Мужа своей единственной сестры Ханоглана, скромного, трудолюбивого человека, Джавад почитал за брата. Ханоглан работал в школе у Якуба-муаллима завхозом, жил скромно. Была у него мечта — купить «Москвич». В конце концов мечта эта осуществилась — купил он машину. На новенькой машине поехали они с женой в гости, на свадьбу, и через два часа грузовик привез их тела.

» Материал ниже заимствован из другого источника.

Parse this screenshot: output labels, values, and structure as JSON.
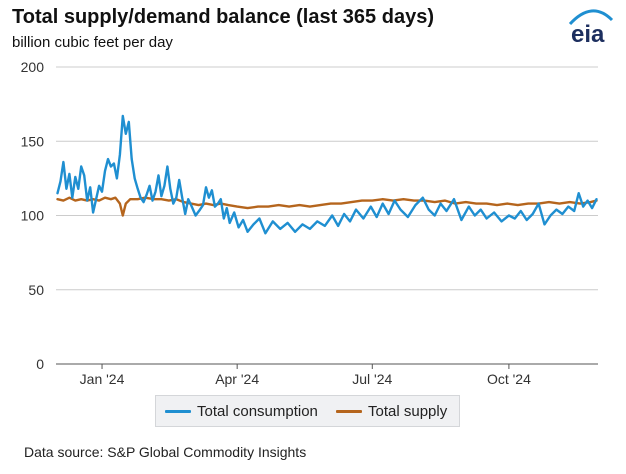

Гюльсум тогда исполнилось десять лет. Девочка росла — лучше не бывает. Послушная, тихая. И вот тебе!.. Сбил девку с пути сукин сын! Какие ж они наглецы, нынешние, никакой на них управы! И на испуг его брал, и уговаривал — знать ничего не хочет. Я ее не насиловал, по доброй воле сошлись. Подавай в суд, пускай в тюрьму сажают, если закон есть. В суд!.. Знает, гнида, что никто подавать не станет, не дай бог, до района дойдет, на глаза людям не покажешься. Хорошо, Гариб есть, а то бы…»
Додумав до этого места, Джавад вдруг почувствовал, что весь вспотел. Гариб вел себя последние дни из рук вон, а тут еще Лиса блоху в шубу подпустил: ненормальный, мол, ваш Гариб, психованный.

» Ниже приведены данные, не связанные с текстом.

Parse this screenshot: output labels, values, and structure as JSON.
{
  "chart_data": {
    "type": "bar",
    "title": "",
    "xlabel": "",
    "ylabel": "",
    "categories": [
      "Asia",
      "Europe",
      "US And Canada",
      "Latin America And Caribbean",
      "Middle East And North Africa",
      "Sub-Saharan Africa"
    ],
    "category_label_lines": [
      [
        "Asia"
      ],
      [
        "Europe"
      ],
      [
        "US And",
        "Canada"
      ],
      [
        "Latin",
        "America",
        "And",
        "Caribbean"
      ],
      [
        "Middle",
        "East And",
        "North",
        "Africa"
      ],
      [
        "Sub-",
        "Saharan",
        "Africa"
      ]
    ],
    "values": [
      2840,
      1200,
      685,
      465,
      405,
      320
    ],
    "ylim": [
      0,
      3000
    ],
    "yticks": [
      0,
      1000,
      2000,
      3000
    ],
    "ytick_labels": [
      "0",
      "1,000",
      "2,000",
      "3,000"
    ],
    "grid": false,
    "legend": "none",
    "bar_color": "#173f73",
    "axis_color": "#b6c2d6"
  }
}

Джавад с кряхтением перевернулся на бок. «А что, если задурит парень? Может, Гюльсум ему рассказала? Хотя нет, когда б им успеть? Болел, глаз с нее не спускал, а с этим заповедником и думать забыл про невесту. Вдруг заупрямится? Что тогда делать?»
От ночной тишины гудело в ушах. Джавад поднял голову, рядом сонно дышала жена.
— Кендиль!
— А? Что? — она мгновенно проснулась.
— Завтра сходи к матери, — шепотом сказал Джавад.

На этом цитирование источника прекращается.